In short, the results of the test should stand on their own.  This may seem a bit overbroad and I'm open to suggestions but there are plenty of RBLs that don't accept comments or respond.

I would, of course, question the ones that charge money for delisting.  That should likely be an automatic killer for inclusion.

Comment 10 Warren Togami 2009-12-09 07:31:57 UTC

OK right, in general you are correct.

But DNSWL in this case is a collaborative community project.  This is only a suggestion to improve their methodologies in such a way that would make us feel more comfortable to assign a greater weight to their rules.

Matthias Leisi, I want to state my appreciation I have for your team's work.  Please know that we are not singling out DNSWL.  We are similarly reducing scores for the other whitelists in Bug #6247.

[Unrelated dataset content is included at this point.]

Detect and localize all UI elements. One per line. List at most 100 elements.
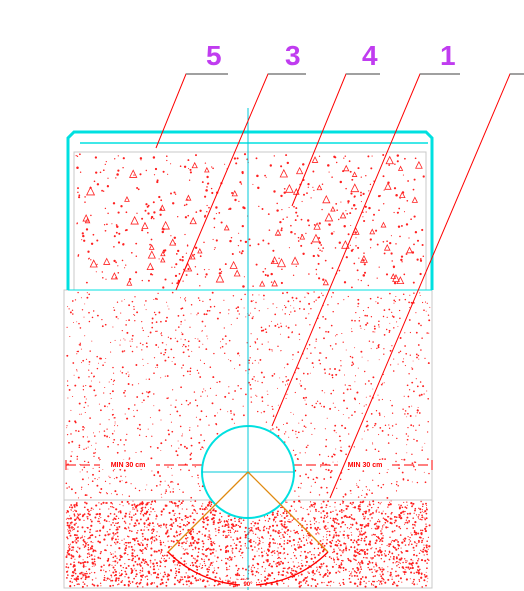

Comment 11 Kevin A. McGrail 2009-12-09 07:46:11 UTC

> But DNSWL in this case is a collaborative community project.  This is only a
> suggestion to improve their methodologies in such a way that would make us feel
> more comfortable to assign a greater weight to their rules.

My $0.02: even if they deliver roses and give dark chocolates or send burning dog poo to someone who sends them an email, the scoring is going to come down to the results.  Warm and fuzzies are more just for the initial "guess" for throwing the rule into the mix.

KAM

Comment 12 Warren Togami 2009-12-15 13:29:31 UTC

Current 50_scores.cf:
score RCVD_IN_DNSWL_LOW 0 -1 0 -1
score RCVD_IN_DNSWL_MED 0 -4 0 -4
score RCVD_IN_DNSWL_HI 0 -8 0 -8

# SUMMARY for threshold 5.0:
# Correctly non-spam: 703455  99.87%
# Correctly spam:     2551162  97.96%
# False positives:       911  0.13%
# False negatives:     53158  2.04%
# TCR(l=50): 26.384082  SpamRecall: 97.959%  SpamPrec: 99.964%

Replacement 50_scores.cf:
score RCVD_IN_DNSWL_LOW 0 -0.7 0 -0.7
score RCVD_IN_DNSWL_MED 0 -2.3 0 -2.3
score RCVD_IN_DNSWL_HI 0 -5 0 -5

# SUMMARY for threshold 5.0:
# Correctly non-spam: 703424  99.87%
# Correctly spam:     2551604  97.98%
# False positives:       942  0.13%
# False negatives:     52716  2.02%
# TCR(l=50): 26.091208  SpamRecall: 97.976%  SpamPrec: 99.963%

This makes for a negligible difference in the mcsnapshot results and seems clearly safe in my book.  I am committing and closing this bug.

Comment 13 Warren Togami 2009-12-15 13:40:11 UTC

Sending        rules/50_scores.cf
Transmitting file data .
Committed revision 891001.

Comment 14 Warren Togami 2009-12-15 13:42:43 UTC

This is a comment to satisfy Bugzilla's demand.